Kur'an-ı Kerim ve Türkçe Meali Sayfa 295
16. Bunun üzerine, ne yapacaklarını aralarında görüşmeye başladılar. İçlerinden biri dedi ki: "Madem onları ve Allah'tan başka taptıkları sahte ilâhlarını terk ediyoruz, öyleyse dağlara çekilip bir mağaraya sığınalım ki, Rabb'imiz bize rahmet kapılarını açsın ve müminlerin sayısını artırıp iman cephesini güçlendirerek bu mücadelemizde bize bir destek, bir dayanak hazırlasın." Bu teklif kabul edildi ve gizlice mağaraya sığındılar. Bir süre sonra da, yüzyıllar sürecek bir uykuya daldılar.
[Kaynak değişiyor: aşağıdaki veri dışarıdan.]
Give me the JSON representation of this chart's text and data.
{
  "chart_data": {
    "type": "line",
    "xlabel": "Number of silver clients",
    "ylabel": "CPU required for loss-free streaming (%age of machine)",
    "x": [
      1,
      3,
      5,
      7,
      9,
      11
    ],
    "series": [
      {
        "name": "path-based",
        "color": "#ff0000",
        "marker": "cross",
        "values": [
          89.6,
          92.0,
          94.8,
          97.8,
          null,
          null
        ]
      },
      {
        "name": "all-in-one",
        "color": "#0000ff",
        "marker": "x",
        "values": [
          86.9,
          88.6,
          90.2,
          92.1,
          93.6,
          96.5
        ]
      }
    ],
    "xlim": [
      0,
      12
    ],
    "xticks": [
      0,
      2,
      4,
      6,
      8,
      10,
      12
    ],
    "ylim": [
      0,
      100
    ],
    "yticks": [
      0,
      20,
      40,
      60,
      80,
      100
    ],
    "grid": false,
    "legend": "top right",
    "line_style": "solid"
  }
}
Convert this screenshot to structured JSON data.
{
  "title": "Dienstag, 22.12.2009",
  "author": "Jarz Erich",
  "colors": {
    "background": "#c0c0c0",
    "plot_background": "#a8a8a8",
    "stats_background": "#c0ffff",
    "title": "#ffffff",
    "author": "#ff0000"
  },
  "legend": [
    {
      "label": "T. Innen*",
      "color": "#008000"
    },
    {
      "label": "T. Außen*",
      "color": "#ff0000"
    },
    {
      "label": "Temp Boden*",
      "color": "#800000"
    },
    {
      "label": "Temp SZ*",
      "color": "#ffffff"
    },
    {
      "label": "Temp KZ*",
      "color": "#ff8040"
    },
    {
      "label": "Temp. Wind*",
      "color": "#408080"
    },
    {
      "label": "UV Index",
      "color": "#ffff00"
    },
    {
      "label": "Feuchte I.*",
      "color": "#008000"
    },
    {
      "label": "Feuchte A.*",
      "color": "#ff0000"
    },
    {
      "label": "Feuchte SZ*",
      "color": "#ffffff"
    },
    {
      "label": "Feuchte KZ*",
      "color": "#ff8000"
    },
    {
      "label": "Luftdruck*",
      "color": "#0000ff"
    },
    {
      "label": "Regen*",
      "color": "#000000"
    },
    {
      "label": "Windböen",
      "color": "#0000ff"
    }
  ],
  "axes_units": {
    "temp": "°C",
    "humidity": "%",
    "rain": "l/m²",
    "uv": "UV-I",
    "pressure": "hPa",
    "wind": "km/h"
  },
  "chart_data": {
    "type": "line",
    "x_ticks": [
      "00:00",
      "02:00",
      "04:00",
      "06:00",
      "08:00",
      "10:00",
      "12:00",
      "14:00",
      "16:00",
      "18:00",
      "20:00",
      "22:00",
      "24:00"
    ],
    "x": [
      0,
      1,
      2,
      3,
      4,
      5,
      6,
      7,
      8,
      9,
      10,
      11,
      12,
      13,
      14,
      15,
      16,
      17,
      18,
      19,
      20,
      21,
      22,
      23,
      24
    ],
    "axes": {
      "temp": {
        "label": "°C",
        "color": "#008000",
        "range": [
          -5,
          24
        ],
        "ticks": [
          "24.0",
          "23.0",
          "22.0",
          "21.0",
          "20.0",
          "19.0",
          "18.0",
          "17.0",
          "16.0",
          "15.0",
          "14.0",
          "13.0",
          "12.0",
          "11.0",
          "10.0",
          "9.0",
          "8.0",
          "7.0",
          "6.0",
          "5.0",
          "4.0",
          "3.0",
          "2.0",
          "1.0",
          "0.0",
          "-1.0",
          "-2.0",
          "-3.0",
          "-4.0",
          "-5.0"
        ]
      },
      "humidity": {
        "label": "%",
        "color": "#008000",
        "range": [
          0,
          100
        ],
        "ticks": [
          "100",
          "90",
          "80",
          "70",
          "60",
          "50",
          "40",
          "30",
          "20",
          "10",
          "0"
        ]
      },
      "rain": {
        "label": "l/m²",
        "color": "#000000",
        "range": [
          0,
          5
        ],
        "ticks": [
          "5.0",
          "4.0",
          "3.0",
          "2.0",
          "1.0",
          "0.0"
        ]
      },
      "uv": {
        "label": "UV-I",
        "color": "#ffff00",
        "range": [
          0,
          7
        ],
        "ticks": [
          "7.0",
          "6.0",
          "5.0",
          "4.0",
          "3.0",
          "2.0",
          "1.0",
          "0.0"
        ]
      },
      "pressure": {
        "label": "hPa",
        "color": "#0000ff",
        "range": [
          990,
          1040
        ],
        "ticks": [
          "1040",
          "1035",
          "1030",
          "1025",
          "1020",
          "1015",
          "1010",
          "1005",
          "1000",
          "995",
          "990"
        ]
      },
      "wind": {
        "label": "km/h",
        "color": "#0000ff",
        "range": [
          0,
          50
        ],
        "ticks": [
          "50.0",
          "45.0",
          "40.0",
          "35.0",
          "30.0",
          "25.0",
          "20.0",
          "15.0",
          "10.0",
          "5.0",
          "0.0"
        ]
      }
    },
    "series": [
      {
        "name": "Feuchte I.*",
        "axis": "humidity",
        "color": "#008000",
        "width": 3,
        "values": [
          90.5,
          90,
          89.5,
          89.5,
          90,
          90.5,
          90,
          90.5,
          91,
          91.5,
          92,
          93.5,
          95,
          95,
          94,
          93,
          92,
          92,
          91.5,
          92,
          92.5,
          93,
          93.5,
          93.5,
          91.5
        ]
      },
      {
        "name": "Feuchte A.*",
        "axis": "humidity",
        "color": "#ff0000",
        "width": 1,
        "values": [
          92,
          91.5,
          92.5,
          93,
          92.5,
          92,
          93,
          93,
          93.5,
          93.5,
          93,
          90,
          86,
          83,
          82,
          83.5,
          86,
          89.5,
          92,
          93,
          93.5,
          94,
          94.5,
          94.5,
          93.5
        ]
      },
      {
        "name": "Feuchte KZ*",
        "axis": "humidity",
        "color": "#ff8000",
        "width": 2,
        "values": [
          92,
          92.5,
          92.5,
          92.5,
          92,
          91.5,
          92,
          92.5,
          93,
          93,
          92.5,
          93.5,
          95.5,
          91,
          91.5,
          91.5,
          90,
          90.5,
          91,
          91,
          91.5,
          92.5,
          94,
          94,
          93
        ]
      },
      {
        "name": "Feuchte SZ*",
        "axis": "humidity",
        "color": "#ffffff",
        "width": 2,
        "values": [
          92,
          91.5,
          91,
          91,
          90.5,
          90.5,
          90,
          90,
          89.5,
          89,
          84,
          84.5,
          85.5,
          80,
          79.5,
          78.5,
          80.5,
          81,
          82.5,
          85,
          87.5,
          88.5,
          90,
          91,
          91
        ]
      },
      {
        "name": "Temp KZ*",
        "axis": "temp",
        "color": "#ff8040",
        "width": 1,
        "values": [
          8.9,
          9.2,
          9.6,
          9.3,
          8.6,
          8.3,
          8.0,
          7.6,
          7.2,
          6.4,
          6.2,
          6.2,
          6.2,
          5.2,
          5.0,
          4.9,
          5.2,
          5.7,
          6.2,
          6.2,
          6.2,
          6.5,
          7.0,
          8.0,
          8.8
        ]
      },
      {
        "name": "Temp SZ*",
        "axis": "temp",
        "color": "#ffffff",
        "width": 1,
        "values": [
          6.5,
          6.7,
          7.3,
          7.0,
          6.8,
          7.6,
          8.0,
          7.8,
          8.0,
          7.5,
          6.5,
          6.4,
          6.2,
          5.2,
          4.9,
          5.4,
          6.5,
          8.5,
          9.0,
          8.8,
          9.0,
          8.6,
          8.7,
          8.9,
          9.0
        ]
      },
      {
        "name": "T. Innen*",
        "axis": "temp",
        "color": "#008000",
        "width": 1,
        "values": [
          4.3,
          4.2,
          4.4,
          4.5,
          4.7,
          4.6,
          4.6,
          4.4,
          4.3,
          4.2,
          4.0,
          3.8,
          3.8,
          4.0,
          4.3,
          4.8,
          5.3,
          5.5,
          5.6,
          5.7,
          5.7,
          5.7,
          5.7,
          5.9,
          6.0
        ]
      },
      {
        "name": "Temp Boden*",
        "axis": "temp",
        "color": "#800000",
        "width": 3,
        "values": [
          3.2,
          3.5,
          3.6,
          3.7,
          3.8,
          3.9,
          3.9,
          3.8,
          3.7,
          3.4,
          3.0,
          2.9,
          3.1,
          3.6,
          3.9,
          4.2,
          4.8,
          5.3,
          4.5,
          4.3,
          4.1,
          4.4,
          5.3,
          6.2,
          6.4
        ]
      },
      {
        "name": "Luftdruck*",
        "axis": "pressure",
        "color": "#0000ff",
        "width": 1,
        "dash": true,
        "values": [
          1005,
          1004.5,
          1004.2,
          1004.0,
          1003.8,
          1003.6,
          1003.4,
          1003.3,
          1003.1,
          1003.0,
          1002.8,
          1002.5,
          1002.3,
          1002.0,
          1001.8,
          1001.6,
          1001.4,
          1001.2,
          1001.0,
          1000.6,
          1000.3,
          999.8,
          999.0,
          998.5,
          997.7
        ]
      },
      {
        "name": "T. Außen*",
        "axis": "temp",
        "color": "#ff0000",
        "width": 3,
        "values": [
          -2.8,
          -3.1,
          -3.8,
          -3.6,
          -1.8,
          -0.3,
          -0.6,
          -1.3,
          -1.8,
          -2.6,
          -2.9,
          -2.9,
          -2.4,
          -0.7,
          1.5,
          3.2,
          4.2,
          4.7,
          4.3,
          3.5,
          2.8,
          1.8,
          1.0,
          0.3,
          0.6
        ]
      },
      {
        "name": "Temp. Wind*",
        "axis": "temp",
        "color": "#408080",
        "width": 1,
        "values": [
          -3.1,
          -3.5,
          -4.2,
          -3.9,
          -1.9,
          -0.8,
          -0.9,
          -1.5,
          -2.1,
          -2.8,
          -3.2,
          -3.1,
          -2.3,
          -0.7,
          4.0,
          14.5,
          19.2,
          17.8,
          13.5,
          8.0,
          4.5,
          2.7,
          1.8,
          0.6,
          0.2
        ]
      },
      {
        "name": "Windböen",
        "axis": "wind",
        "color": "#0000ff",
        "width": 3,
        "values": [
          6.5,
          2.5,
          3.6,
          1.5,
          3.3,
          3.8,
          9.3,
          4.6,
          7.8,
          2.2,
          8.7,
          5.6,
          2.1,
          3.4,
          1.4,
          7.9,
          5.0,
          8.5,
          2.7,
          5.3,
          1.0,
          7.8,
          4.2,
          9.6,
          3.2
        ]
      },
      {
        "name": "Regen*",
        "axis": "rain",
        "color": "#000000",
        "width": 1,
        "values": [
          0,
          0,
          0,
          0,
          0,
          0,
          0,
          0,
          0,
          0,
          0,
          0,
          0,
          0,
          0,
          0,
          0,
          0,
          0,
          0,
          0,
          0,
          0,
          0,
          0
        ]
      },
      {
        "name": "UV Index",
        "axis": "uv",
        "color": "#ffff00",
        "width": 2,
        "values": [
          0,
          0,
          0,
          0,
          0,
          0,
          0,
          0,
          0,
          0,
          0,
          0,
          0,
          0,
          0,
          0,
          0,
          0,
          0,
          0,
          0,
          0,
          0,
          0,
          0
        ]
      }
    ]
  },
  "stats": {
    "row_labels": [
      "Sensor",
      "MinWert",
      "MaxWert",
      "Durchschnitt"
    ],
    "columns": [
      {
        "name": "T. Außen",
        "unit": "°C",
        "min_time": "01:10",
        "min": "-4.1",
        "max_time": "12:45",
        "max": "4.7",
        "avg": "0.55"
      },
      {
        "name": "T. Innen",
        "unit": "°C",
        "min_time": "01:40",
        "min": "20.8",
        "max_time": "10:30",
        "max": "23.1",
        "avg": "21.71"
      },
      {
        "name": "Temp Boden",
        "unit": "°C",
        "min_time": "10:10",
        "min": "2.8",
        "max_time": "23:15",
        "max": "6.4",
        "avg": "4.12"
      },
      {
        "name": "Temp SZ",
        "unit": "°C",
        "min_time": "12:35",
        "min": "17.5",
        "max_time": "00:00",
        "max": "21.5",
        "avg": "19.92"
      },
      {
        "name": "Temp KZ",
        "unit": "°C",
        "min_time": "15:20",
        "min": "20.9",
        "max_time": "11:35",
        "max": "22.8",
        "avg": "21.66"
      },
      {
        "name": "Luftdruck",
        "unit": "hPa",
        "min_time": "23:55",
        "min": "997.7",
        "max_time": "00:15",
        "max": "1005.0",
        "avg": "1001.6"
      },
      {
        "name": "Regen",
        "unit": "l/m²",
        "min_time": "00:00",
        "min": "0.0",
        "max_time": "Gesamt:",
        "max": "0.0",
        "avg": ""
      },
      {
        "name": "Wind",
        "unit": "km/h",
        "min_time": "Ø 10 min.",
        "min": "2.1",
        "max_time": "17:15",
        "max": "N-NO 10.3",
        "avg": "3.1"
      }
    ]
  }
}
17. Ey Müslüman! Eğer orada bulunup bu acayip manzarayı seyretmiş olsaydın, doğduğu zaman güneşin, girişi kuzeye bakan mağaranın sağ tarafına nasıl yöneldiğini, batarken de sol taraflarından onları hiç rahatsız etmeyecek şekilde nasıl yalayıp geçtiğini görürdün. Onlar ise her şeyden habersiz, mağaranın genişçe bir dehlizinde uzanmış uymakta idiler. Ve bunların hiçbirisi, kendiliğinden meydana gelmiş olaylar değildi. Aksine bu, Allah'ın sınırsız kudret ve merhametini gözler önüne seren delillerinden birisiydi. O hâlde, bu delilleri doğru okuyarak Rabb'inizin gösterdiği yolda yürüyün. Unutmayın; Allah kimi doğru yola iletirse, işte odur doğru yolda yürüyen. Kimi de —hak ettiği için— sapıklık içinde bırakırsa, artık böyle birine, kendisini doğru yola iletecek bir yardımcı, bir dost bulamazsın.
18. Evet, onları o halleriyle bir görseydin, uykuda olmalarına rağmen uyanık sanırdın. Çünkü Biz onları bir sağ yanlarına, bir sol yanlarına çeviriyorduk. Bu arada köpekleri, mağaranın girişinde ön ayaklarını uzatmış uyumaktaydı. Şayet onlara rastlamış olsaydın, onların o dehşet verici, heybetli duruşlarından dolayı için korkuyla dolar ve derhal arkanı dönüp oradan kaçardın. İşte böylece, onları uzun bir süre gözlerden koruduk.
19. Derken aradan uzun yıllar geçti ve zamanı gelince onları yeniden uyandırdık. Şaşkınlıkla neler olup bittiğini birbirlerine sormaya başladılar. İçlerinden biri, "Acaba burada ne kadar kalmışızdır?" diye sordu. Diğerleri, "Olsa olsa bir gün veya daha kısa bir süre." dediler. Fakat kesin bir karara varamayınca, her müminin yaptığı gibi, bilemedikleri konuda hükmü Allah'a bırakarak dediler ki: "Ne kadar kaldığımızı en iyi Rabb'imiz bilir. Hele şimdi içimizden birini şu gümüş paralarla şehre yollayalım da, temiz yiyeceklerden seçip bize biraz erzak getirsin. Fakat çok dikkatli davransın, sakın bizim burada saklandığımızı kimseye sezdirmesin!"
20. "Çünkü onlar bizi ele geçirirlerse, hepimizi taşa tutup hunharca öldürürler ya da baskı ve işkenceyle bizi o kendi batıl dinlerine geri döndürürler ki, o zaman asla kurtuluş yüzü göremeyiz!"
Gönderilen genç, aradan uzun yıllar geçtiğinden habersiz olarak çarşıda dolaşmaya başladı. İnsanlar, antika paralarla alışveriş yapmaya çalışan genci görünce merakla etrafına toplandılar. Sonra durum yöneticilere haber verildi. Hep birlikte mağaraya geldiler ve mağaradaki gençlerin durumunu görerek hayret verici gerçeği öğrendiler. Bir süre sonra gençler, uyandıkları yerde Rab'lerine ruhlarını teslim ettiler.